February 20, 2000|By KNIGHT RIDDER/TRIBUNE

It is one of those years. First, came 2000. Next is Leap Day. And then we can celebrate that old favorite April 17?

"Procrastinators can rejoice," said Patrick Hill, spokesman for the California Franchise Tax Board. "They get two extra days."

That 48-hour grace period -- which is granted because April 15 falls on a Saturday -- won't be enough for countless taxpayers, however. If you number yourself among them, the Internal Revenue Service will give you more time to file your return.

But don't take that to mean you can put off paying, too. If you don't send in enough money to square your bill by April 17, interest and late penalties will start accruing the next day.

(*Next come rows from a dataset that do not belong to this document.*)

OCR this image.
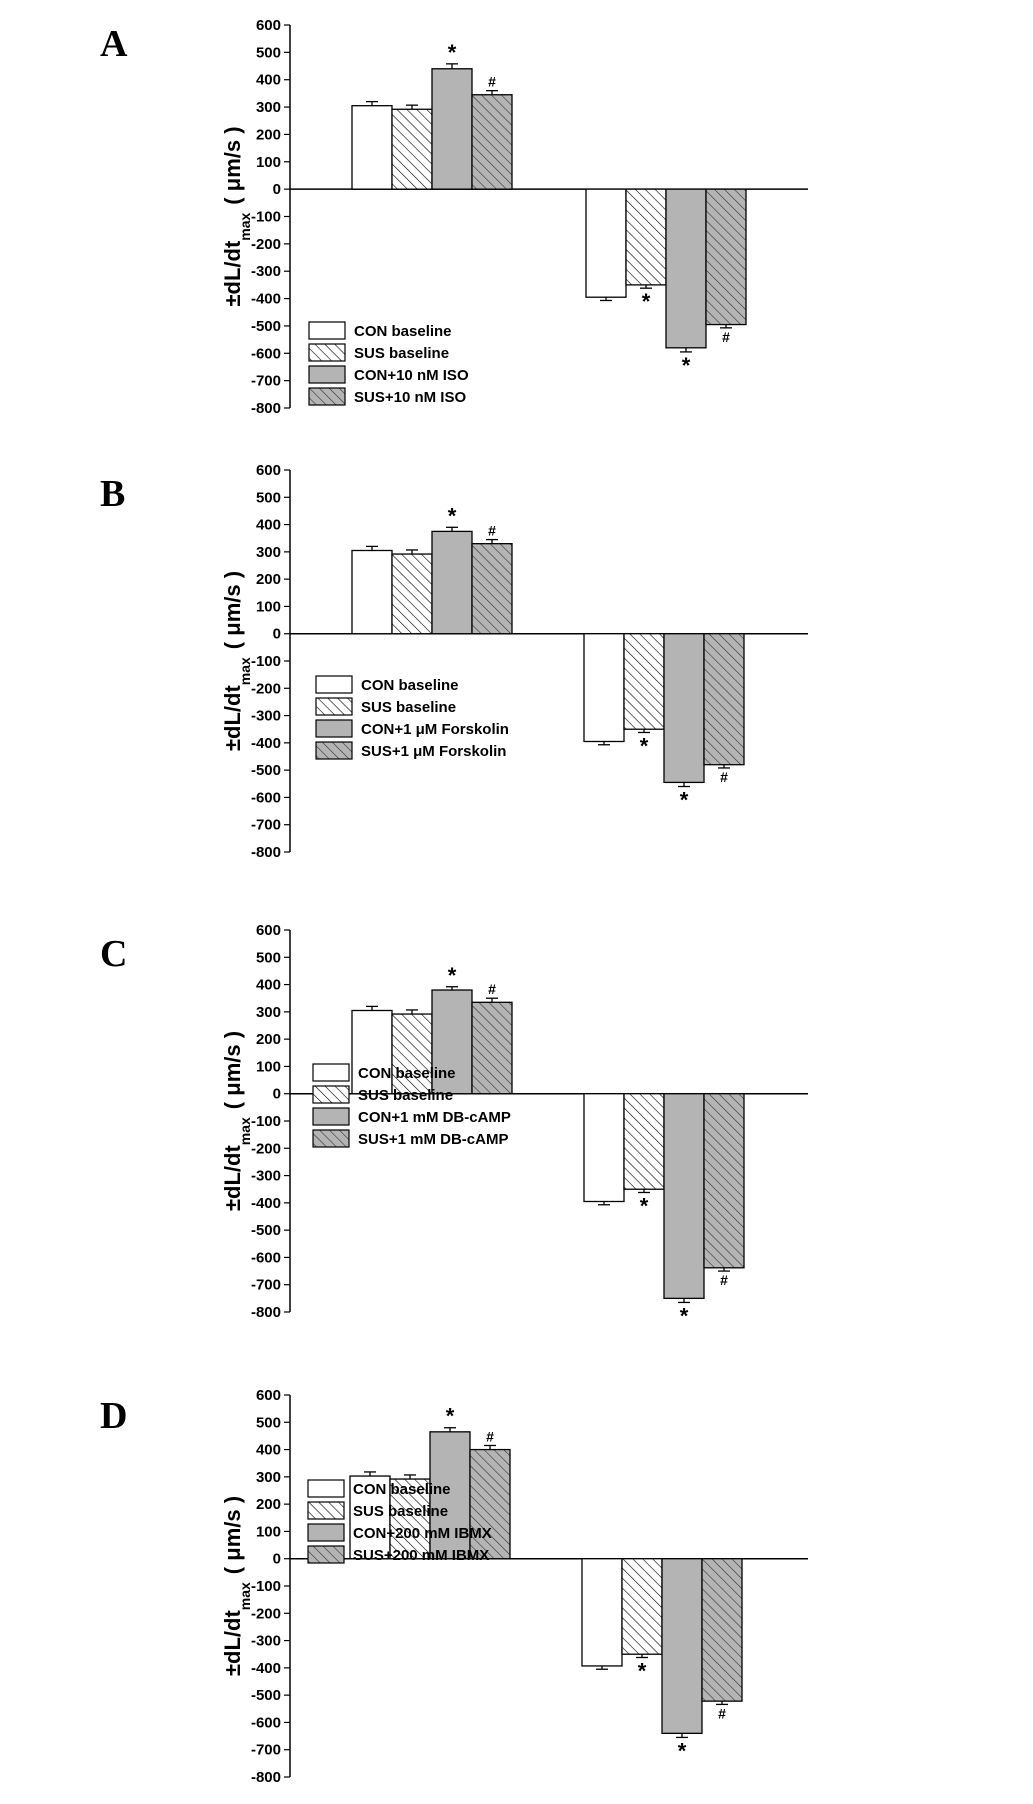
A	600
500
400
300
200
100
0
-100
-200
-300
-400
-500
-600
-700
-800
$\pm dL/dt_{max}$( μm/s )
*
*
*
#
#
CON baseline
SUS baseline
CON+10 nM ISO
SUS+10 nM ISO
B
600
500
400
300
200
100
0
-100
-200
-300
-400
-500
-600
-700
-800
$\pm dL/dt_{max}$( μm/s )
*
*
*
#
#
CON baseline
SUS baseline
CON+1 μM Forskolin
SUS+1 μM Forskolin
C
600
500
400
300
200
100
0
-100
-200
-300
-400
-500
-600
-700
-800
$\pm dL/dt_{max}$( μm/s )
*
*
*
#
#
CON baseline
SUS baseline
CON+1 mM DB-cAMP
SUS+1 mM DB-cAMP
D	600
500
400
300
200
100
0
-100
-200
-300
-400
-500
-600
-700
-800
$\pm dL/dt_{max}$( μm/s )
*
*
*
#
#
CON baseline
SUS baseline
CON+200 mM IBMX
SUS+200 mM IBMX
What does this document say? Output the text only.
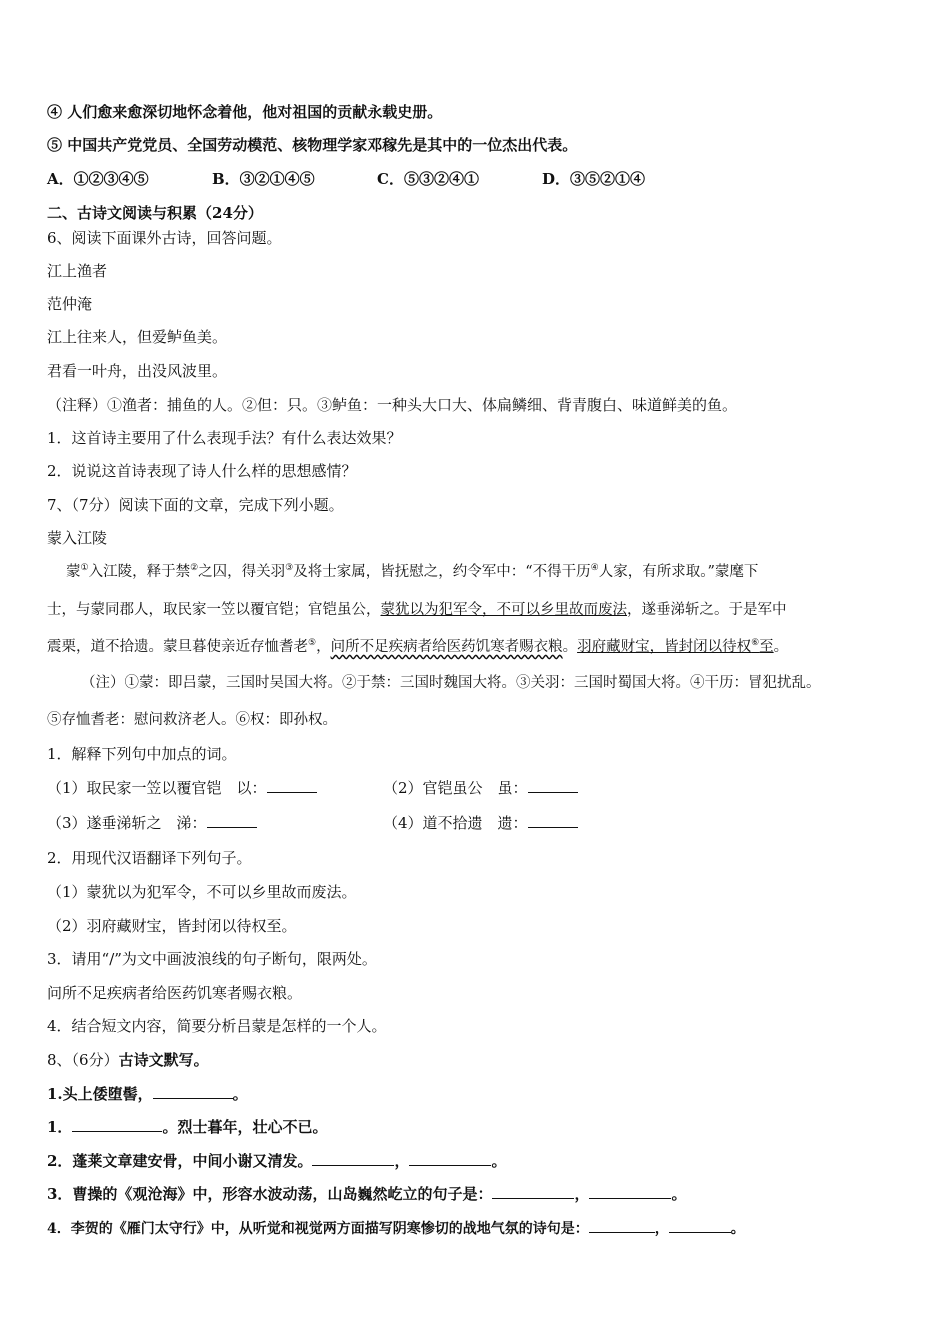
④ 人们愈来愈深切地怀念着他，他对祖国的贡献永载史册。
⑤ 中国共产党党员、全国劳动模范、核物理学家邓稼先是其中的一位杰出代表。
A．①②③④⑤	B．③②①④⑤	C．⑤③②④①	D．③⑤②①④
二、古诗文阅读与积累（24分）
6、阅读下面课外古诗，回答问题。
江上渔者
范仲淹
江上往来人，但爱鲈鱼美。
君看一叶舟，出没风波里。
（注释）①渔者：捕鱼的人。②但：只。③鲈鱼：一种头大口大、体扁鳞细、背青腹白、味道鲜美的鱼。
1．这首诗主要用了什么表现手法？有什么表达效果？
2．说说这首诗表现了诗人什么样的思想感情？
7、（7分）阅读下面的文章，完成下列小题。
蒙入江陵
蒙①入江陵，释于禁②之囚，得关羽③及将士家属，皆抚慰之，约令军中：“不得干历④人家，有所求取。”蒙麾下
士，与蒙同郡人，取民家一笠以覆官铠；官铠虽公，蒙犹以为犯军令，不可以乡里故而废法，遂垂涕斩之。于是军中
震栗，道不拾遗。蒙旦暮使亲近存恤耆老⑤，问所不足疾病者给医药饥寒者赐衣粮。羽府藏财宝，皆封闭以待权⑥至。
（注）①蒙：即吕蒙，三国时吴国大将。②于禁：三国时魏国大将。③关羽：三国时蜀国大将。④干历：冒犯扰乱。
⑤存恤耆老：慰问救济老人。⑥权：即孙权。
1．解释下列句中加点的词。
（1）取民家一笠以覆官铠　以：	（2）官铠虽公　虽：
（3）遂垂涕斩之　涕：	（4）道不拾遗　遗：
2．用现代汉语翻译下列句子。
（1）蒙犹以为犯军令，不可以乡里故而废法。
（2）羽府藏财宝，皆封闭以待权至。
3．请用“/”为文中画波浪线的句子断句，限两处。
问所不足疾病者给医药饥寒者赐衣粮。
4．结合短文内容，简要分析吕蒙是怎样的一个人。
8、（6分）古诗文默写。
1.头上倭堕髻，	。
1．	。烈士暮年，壮心不已。
2．蓬莱文章建安骨，中间小谢又清发。	，	。
3．曹操的《观沧海》中，形容水波动荡，山岛巍然屹立的句子是：	，	。
4．李贺的《雁门太守行》中，从听觉和视觉两方面描写阴寒惨切的战地气氛的诗句是：	，	。
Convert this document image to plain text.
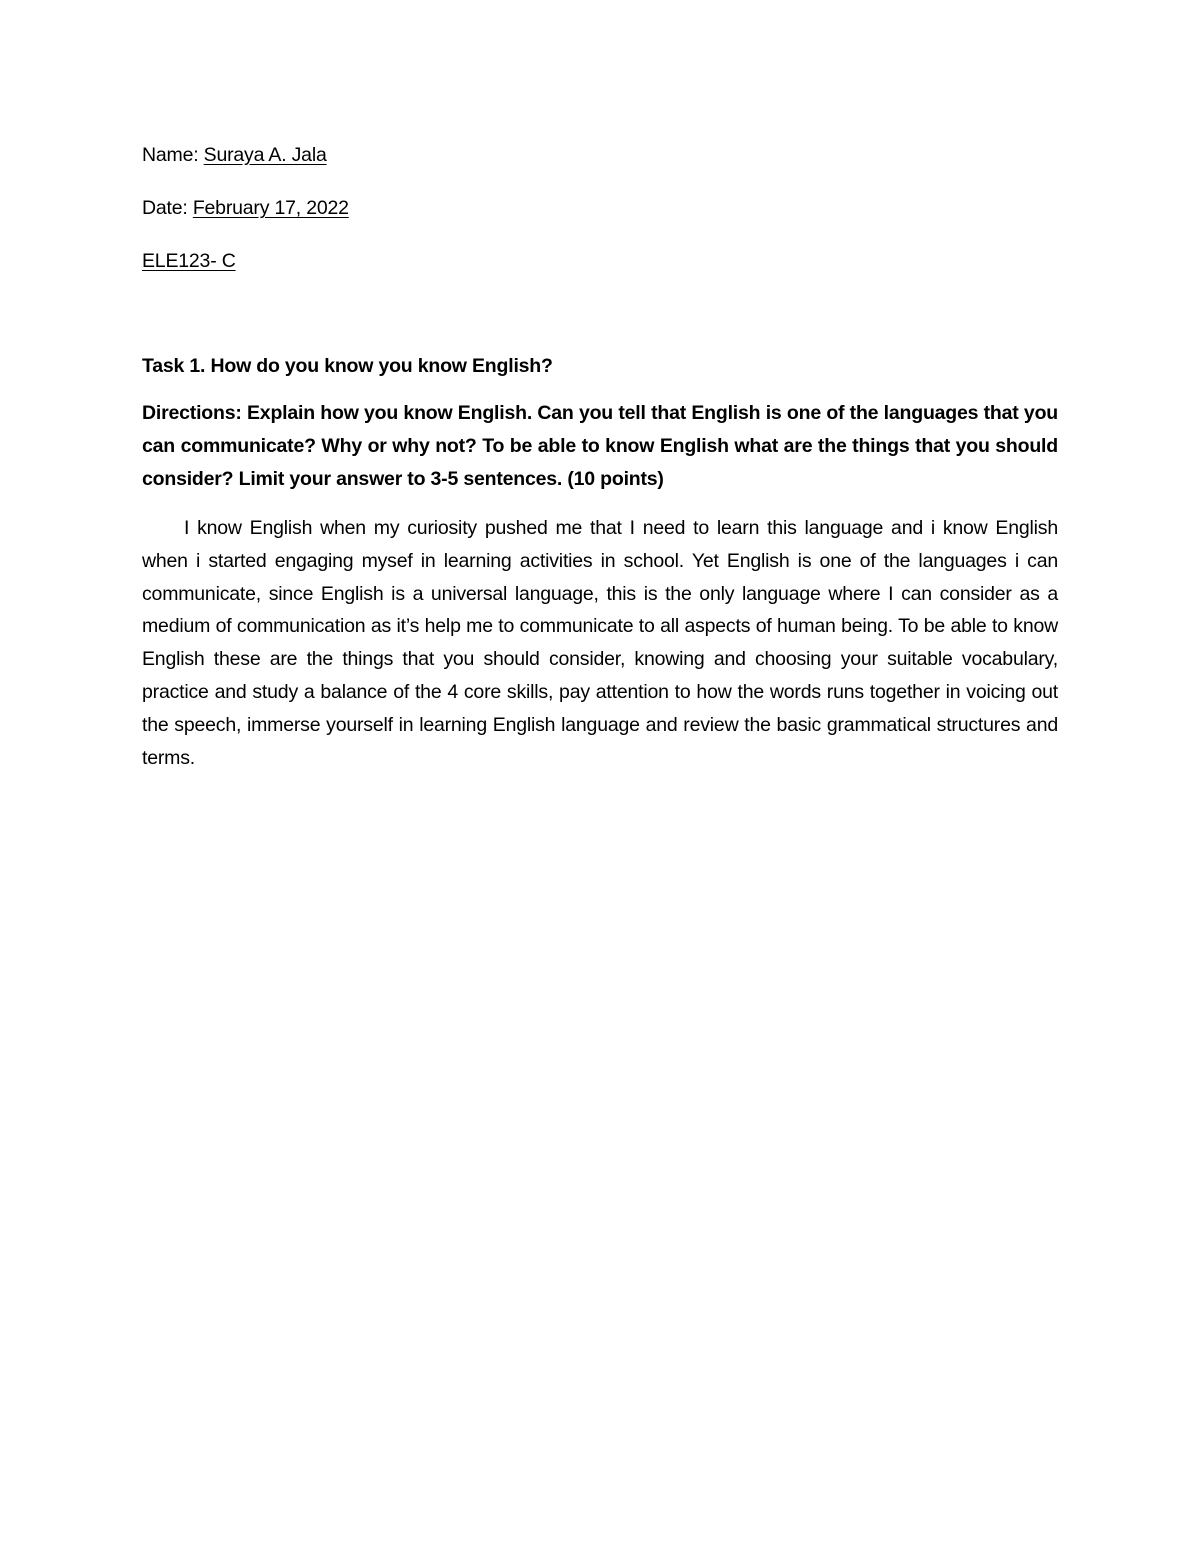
Name: Suraya A. Jala

Date: February 17, 2022

ELE123- C

Task 1. How do you know you know English?

Directions: Explain how you know English. Can you tell that English is one of the languages that you can communicate? Why or why not? To be able to know English what are the things that you should consider? Limit your answer to 3-5 sentences. (10 points)

I know English when my curiosity pushed me that I need to learn this language and i know English when i started engaging mysef in learning activities in school. Yet English is one of the languages i can communicate, since English is a universal language, this is the only language where I can consider as a medium of communication as it’s help me to communicate to all aspects of human being. To be able to know English these are the things that you should consider, knowing and choosing your suitable vocabulary, practice and study a balance of the 4 core skills, pay attention to how the words runs together in voicing out the speech, immerse yourself in learning English language and review the basic grammatical structures and terms.
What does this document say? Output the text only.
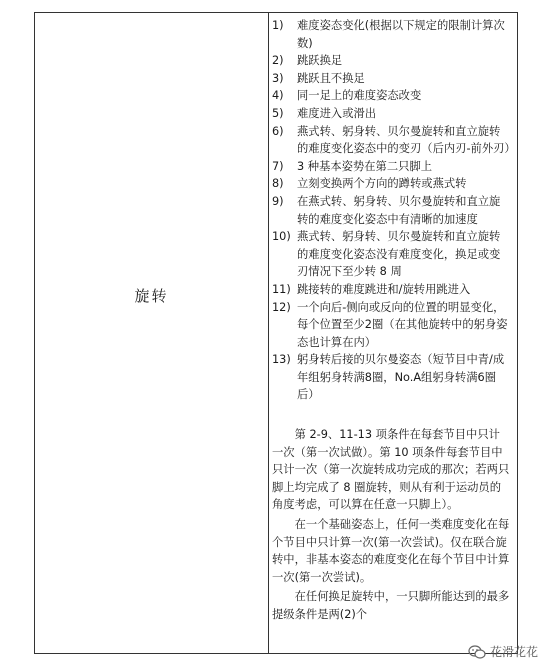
旋转
1)	难度姿态变化(根据以下规定的限制计算次数)
2)	跳跃换足
3)	跳跃且不换足
4)	同一足上的难度姿态改变
5)	难度进入或滑出
6)	燕式转、躬身转、贝尔曼旋转和直立旋转的难度变化姿态中的变刃（后内刃-前外刃）
7)	3 种基本姿势在第二只脚上
8)	立刻变换两个方向的蹲转或燕式转
9)	在燕式转、躬身转、贝尔曼旋转和直立旋转的难度变化姿态中有清晰的加速度
10) 燕式转、躬身转、贝尔曼旋转和直立旋转的难度变化姿态没有难度变化，换足或变刃情况下至少转 8 周
11) 跳接转的难度跳进和/旋转用跳进入
12) 一个向后-侧向或反向的位置的明显变化，每个位置至少2圈（在其他旋转中的躬身姿态也计算在内）
13) 躬身转后接的贝尔曼姿态（短节目中青/成年组躬身转满8圈，No.A组躬身转满6圈后）

第 2-9、11-13 项条件在每套节目中只计一次（第一次试做）。第 10 项条件每套节目中只计一次（第一次旋转成功完成的那次；若两只脚上均完成了 8 圈旋转，则从有利于运动员的角度考虑，可以算在任意一只脚上）。

在一个基础姿态上，任何一类难度变化在每个节目中只计算一次(第一次尝试)。仅在联合旋转中，非基本姿态的难度变化在每个节目中计算一次(第一次尝试)。

在任何换足旋转中，一只脚所能达到的最多提级条件是两(2)个

花滑花花
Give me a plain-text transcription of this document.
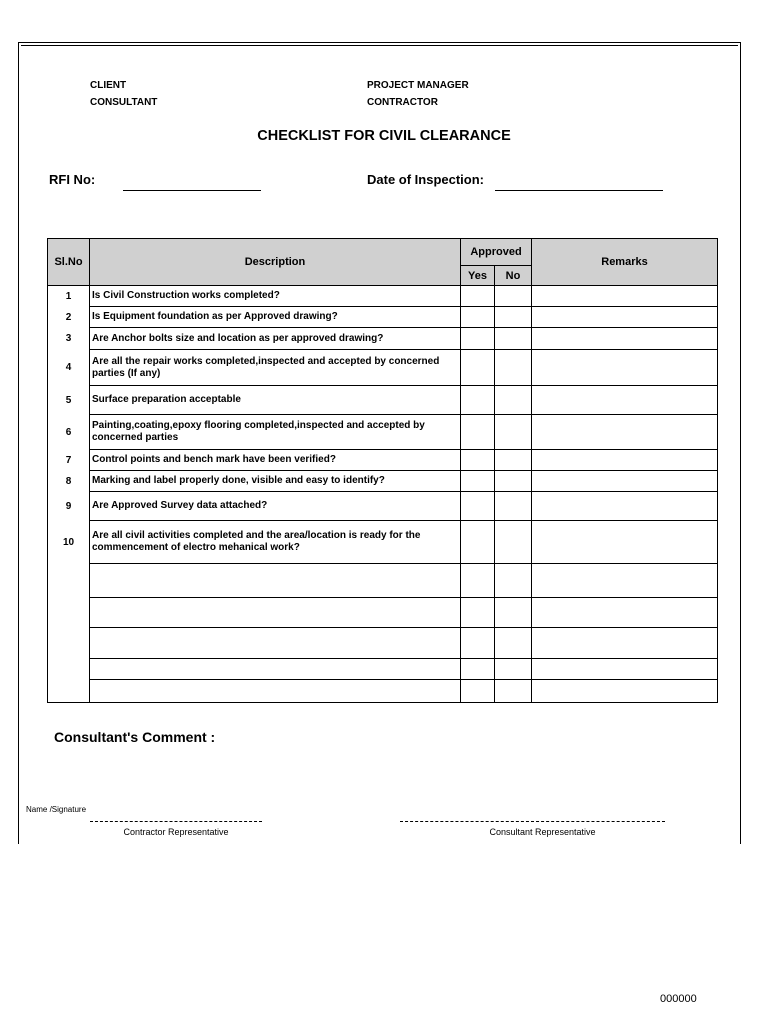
CLIENT
CONSULTANT
PROJECT MANAGER
CONTRACTOR
CHECKLIST FOR CIVIL CLEARANCE
RFI No:	Date of Inspection:
Sl.No	Description	Approved		Remarks
		Yes	No	
1	Is Civil Construction works completed?			
2	Is Equipment foundation as per Approved drawing?			
3	Are Anchor bolts size and location as per approved drawing?			
4	Are all the repair works completed,inspected and accepted by concerned parties (If any)			
5	Surface preparation acceptable			
6	Painting,coating,epoxy flooring completed,inspected and accepted by concerned parties			
7	Control points and bench mark have been verified?			
8	Marking and label properly done, visible and easy to identify?			
9	Are Approved Survey data attached?			
10	Are all civil activities completed and the area/location is ready for the commencement of electro mehanical work?			

Consultant's Comment :
Name /Signature
Contractor Representative	Consultant Representative
000000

The federal government will give you only a four-month reprieve until Aug. 15, but if you've got a good excuse, it will tack on another extension for two months, giving you until Oct. 16 to file.

If you think a federal extension is in your future, pick up a copy of Form 4868. But no matter what you might infer from the 1040 booklet's instruction to "see Form 4868," the IRS does not include the extension form in the booklet. If you wait until April 17, your best bet is to hit the IRS Web site -- www.irs.gov -- and download the form.

Maybe the IRS is trying to save you from yourself, because filing for an extension has potential drawbacks. Here are two:

The government gets to sit on your refund longer if you file for an extension.

Interest and penalties can mount quickly if you fail to pay by April 17.